Todos estos recuerdos pasaron por mi mente como una película, cuando miré con desconfianza el antiguo edificio, un sobreviviente de esos dos terremotos que mostraba sus gruesas paredes con evidentes huellas de aquellos sismos ocurridos apenas tres años antes. Con un profundo suspiro entré con decisión a un lugar que cambió mi vida: dejé de ser el tímido muchacho y allí, en la fragua de la realidad de la vida, fui endureciéndome sin perder mis ideas cristianas.

Había que subir tres escalones de cemento para entrar a la mampara de vidrio y tocar con los nudillos, pues no había dinero ni para instalar una campanilla. Una vez adentro, quedé asombrado al ver un piso de madera, con tablas que tenía agujeros; miré muy desconfiado sus muros agrietados, pero … ese día de marzo de 1963 mi atención estaba interesada en mi presentación como nuevo Detective.
También supe que la Comisaría no contaba con patrulleras, ni un miserable vehículo para acarrear a los detenidos. Era el colmo, cuando se cortaba la energía eléctrica no teníamos linternas, sólo disponíamos de velas; que los pobres detenidos en los calabozos se aguantaran el terror a la oscuridad casi absoluta. Ya les conté que de nuestro bolsillo pagábamos al auxiliar, un muchachito que estaba para ir a comprar cigarrillos y mantener el aseo. Los Detectives de hoy creen que estoy bromeando, pues los auxiliares pertenecen a la planta de servicios y tienen su propia carrera en nuestra Institución.

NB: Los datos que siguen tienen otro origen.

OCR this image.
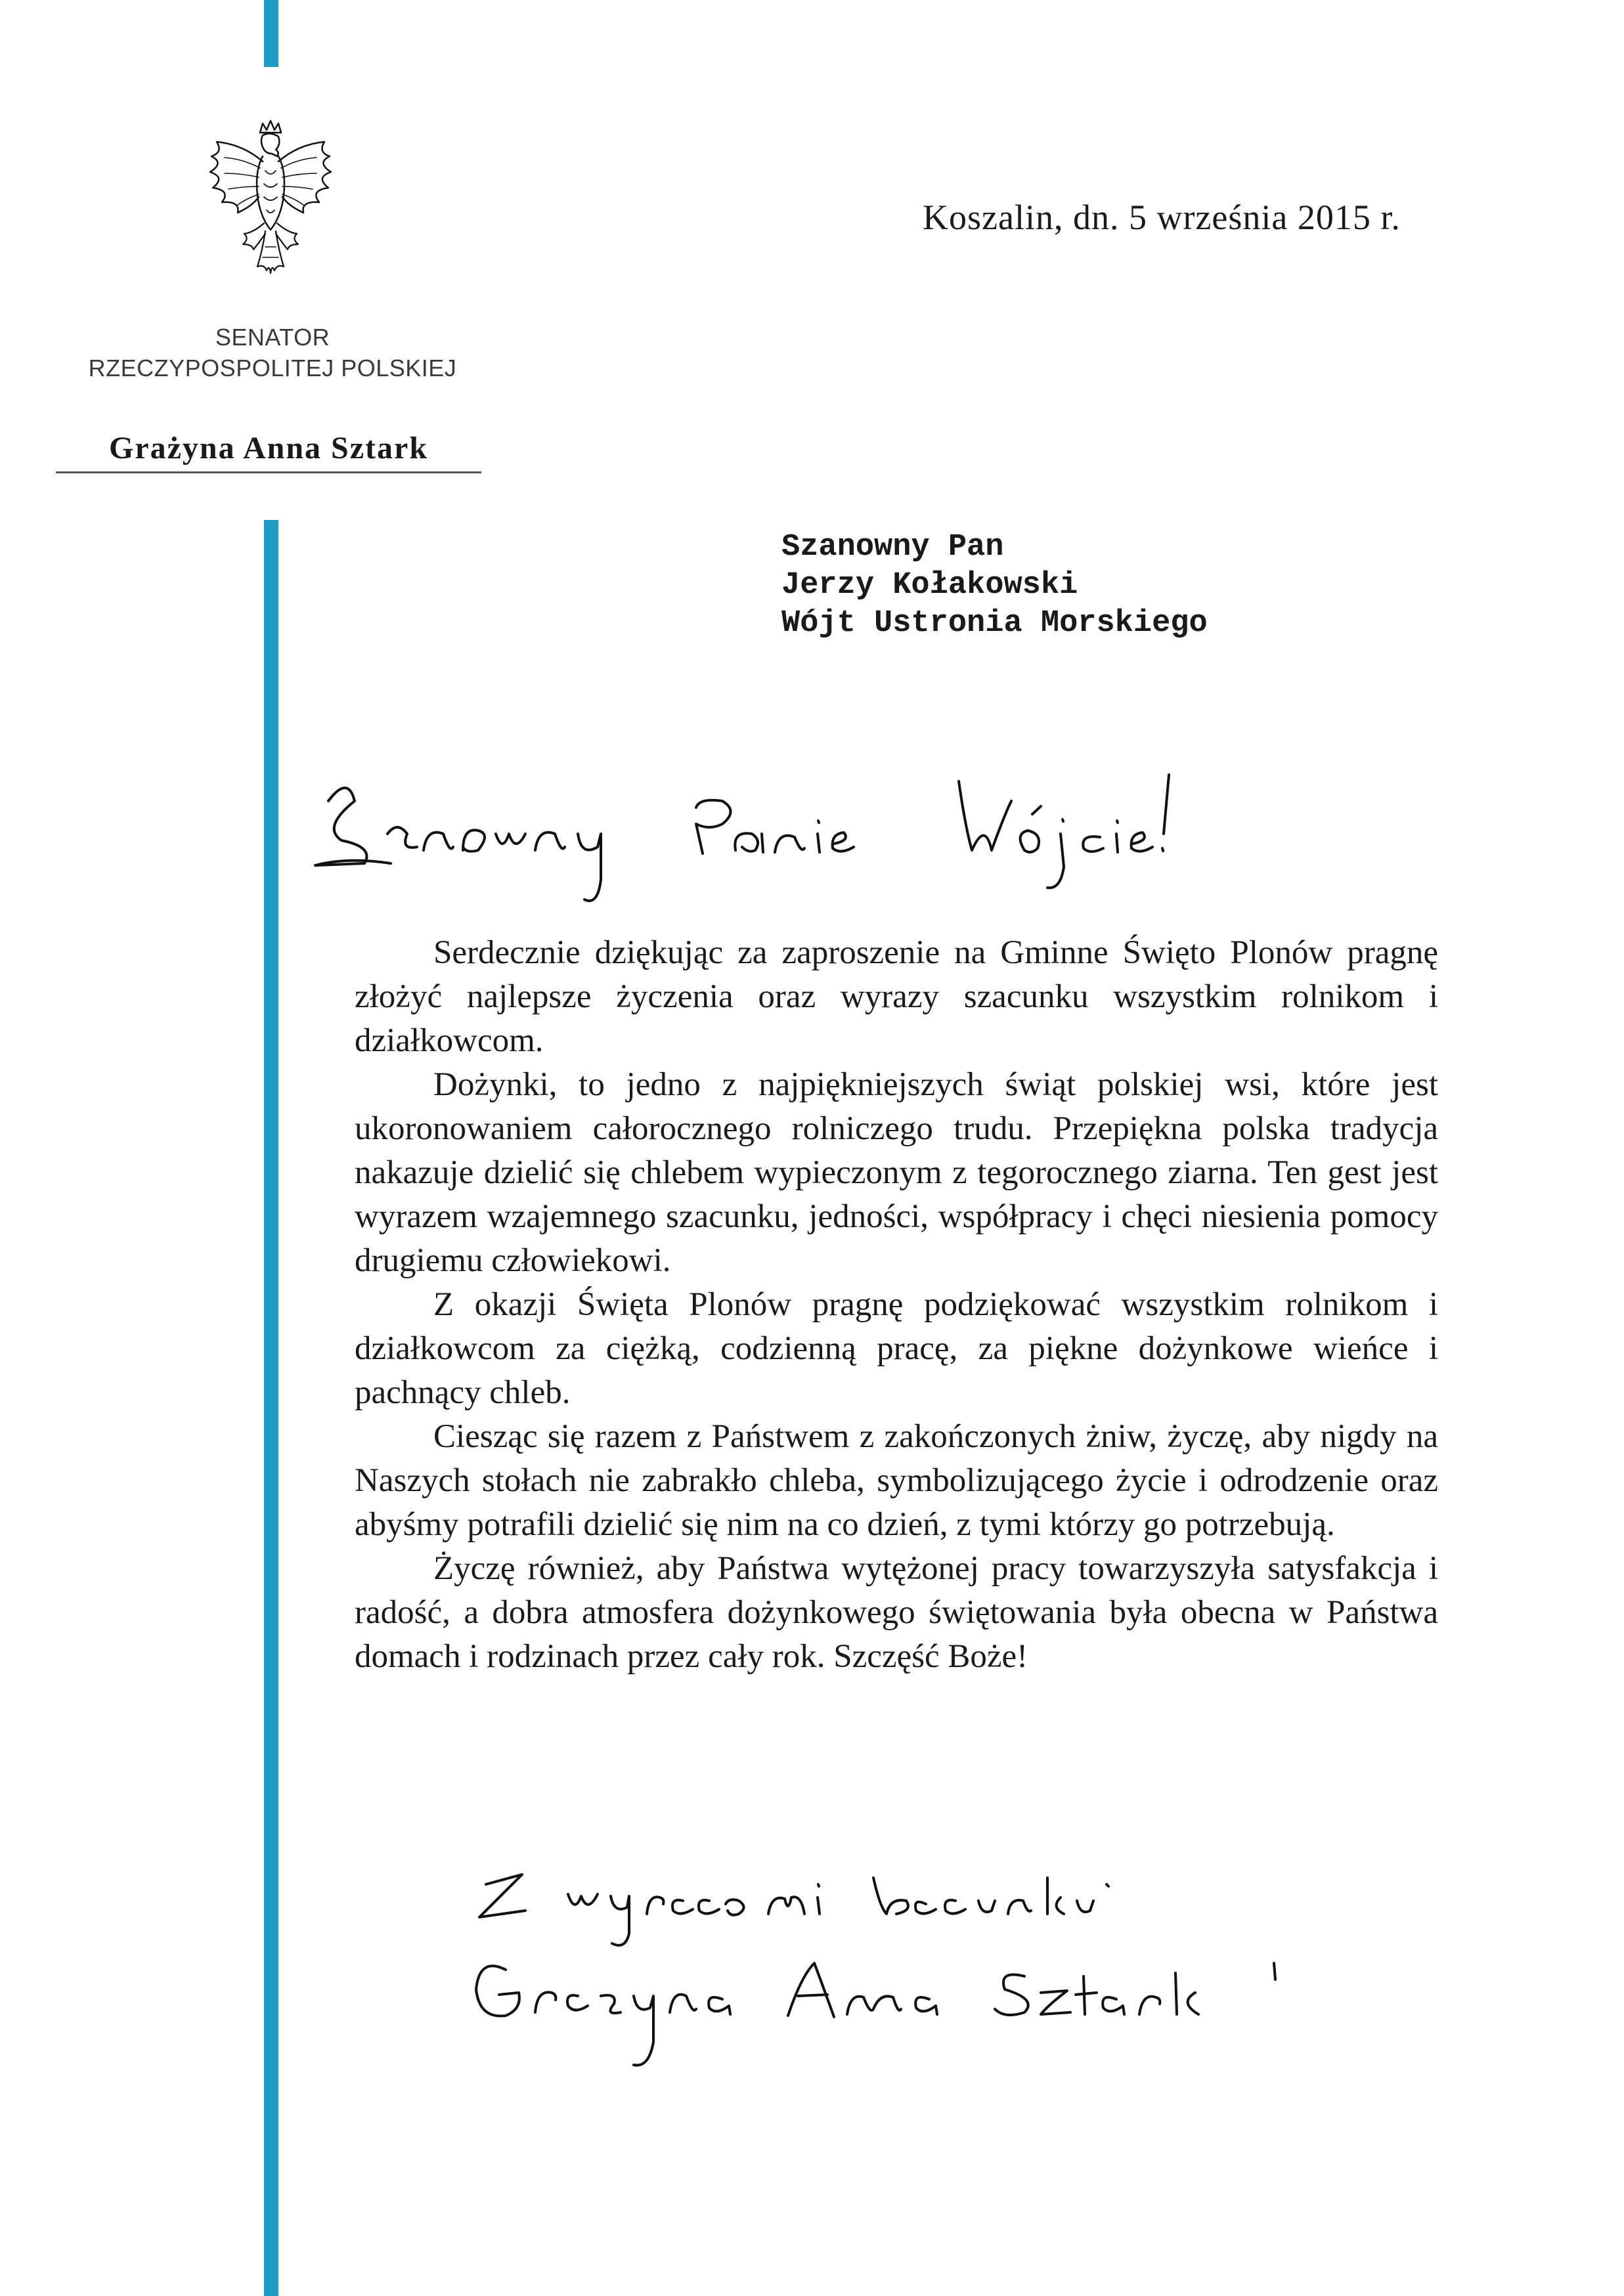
Koszalin, dn. 5 września 2015 r.
SENATOR
RZECZYPOSPOLITEJ POLSKIEJ
Grażyna Anna Sztark
Szanowny Pan
Jerzy Kołakowski
Wójt Ustronia Morskiego

Serdecznie dziękując za zaproszenie na Gminne Święto Plonów pragnę złożyć najlepsze życzenia oraz wyrazy szacunku wszystkim rolnikom i działkowcom.

Dożynki, to jedno z najpiękniejszych świąt polskiej wsi, które jest ukoronowaniem całorocznego rolniczego trudu. Przepiękna polska tradycja nakazuje dzielić się chlebem wypieczonym z tegorocznego ziarna. Ten gest jest wyrazem wzajemnego szacunku, jedności, współpracy i chęci niesienia pomocy drugiemu człowiekowi.

Z okazji Święta Plonów pragnę podziękować wszystkim rolnikom i działkowcom za ciężką, codzienną pracę, za piękne dożynkowe wieńce i pachnący chleb.

Ciesząc się razem z Państwem z zakończonych żniw, życzę, aby nigdy na Naszych stołach nie zabrakło chleba, symbolizującego życie i odrodzenie oraz abyśmy potrafili dzielić się nim na co dzień, z tymi którzy go potrzebują.

Życzę również, aby Państwa wytężonej pracy towarzyszyła satysfakcja i radość, a dobra atmosfera dożynkowego świętowania była obecna w Państwa domach i rodzinach przez cały rok. Szczęść Boże!
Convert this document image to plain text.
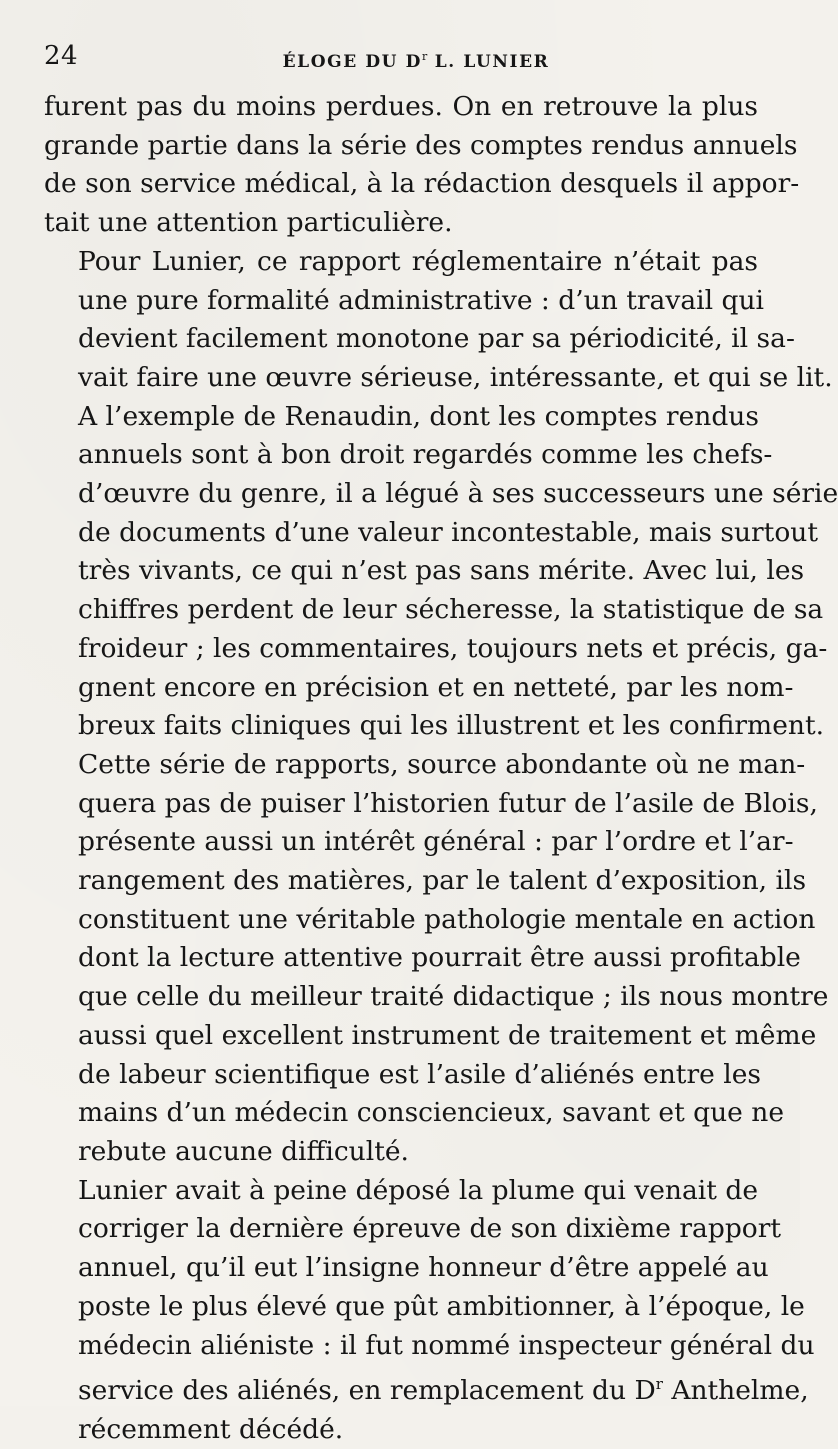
24	ÉLOGE DU $D^r$ L. LUNIER
furent pas du moins perdues. On en retrouve la plus
grande partie dans la série des comptes rendus annuels
de son service médical, à la rédaction desquels il appor-
tait une attention particulière.
Pour Lunier, ce rapport réglementaire n’était pas
une pure formalité administrative : d’un travail qui
devient facilement monotone par sa périodicité, il sa-
vait faire une œuvre sérieuse, intéressante, et qui se lit.
A l’exemple de Renaudin, dont les comptes rendus
annuels sont à bon droit regardés comme les chefs-
d’œuvre du genre, il a légué à ses successeurs une série
de documents d’une valeur incontestable, mais surtout
très vivants, ce qui n’est pas sans mérite. Avec lui, les
chiffres perdent de leur sécheresse, la statistique de sa
froideur ; les commentaires, toujours nets et précis, ga-
gnent encore en précision et en netteté, par les nom-
breux faits cliniques qui les illustrent et les confirment.
Cette série de rapports, source abondante où ne man-
quera pas de puiser l’historien futur de l’asile de Blois,
présente aussi un intérêt général : par l’ordre et l’ar-
rangement des matières, par le talent d’exposition, ils
constituent une véritable pathologie mentale en action
dont la lecture attentive pourrait être aussi profitable
que celle du meilleur traité didactique ; ils nous montre
aussi quel excellent instrument de traitement et même
de labeur scientifique est l’asile d’aliénés entre les
mains d’un médecin consciencieux, savant et que ne
rebute aucune difficulté.
Lunier avait à peine déposé la plume qui venait de
corriger la dernière épreuve de son dixième rapport
annuel, qu’il eut l’insigne honneur d’être appelé au
poste le plus élevé que pût ambitionner, à l’époque, le
médecin aliéniste : il fut nommé inspecteur général du
service des aliénés, en remplacement du $D^r$ Anthelme,
récemment décédé.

La puerta la franqueó un Detective que me preguntó qué deseaba. Con una sonrisa le entregué mi pasaporte de traslado a mi primera unidad; me hizo pasar a la Guardia donde todos me miraron con curiosidad. Después fui saludado por el Comisario Jefe, don Manuel Recabal y por cada uno mis colegas; por mi aspecto pálido y tan delgado, no faltaron las bromas de los Detectives más antiguos, algo entradito en kilos. “Uf, nos llegó un tremendo refuerzo; ahora sí que acabaremos con todos los bandidos, apareció Supermán”; como me reí con sus chistes, les caí bien.

Ya relaté mi primera y desagradable guardia cuando perdí a un matrimonio de amigos, por la broma de entregarme una escoba para asear el Cuartel. También el recordado chascarro de mis dos colegas que esperaban verme desmayado cuando fuimos a la disección de un cadáver a la morgue. Ya había visto como se paseaban las ratas por todo el edificio y no faltó el bromista que me dijo que el Oficial de Guardia era el encargado de matarlas a balazos. El pobre supo mucho después que aumenté la cantidad de agujeros en la ruinosa unidad.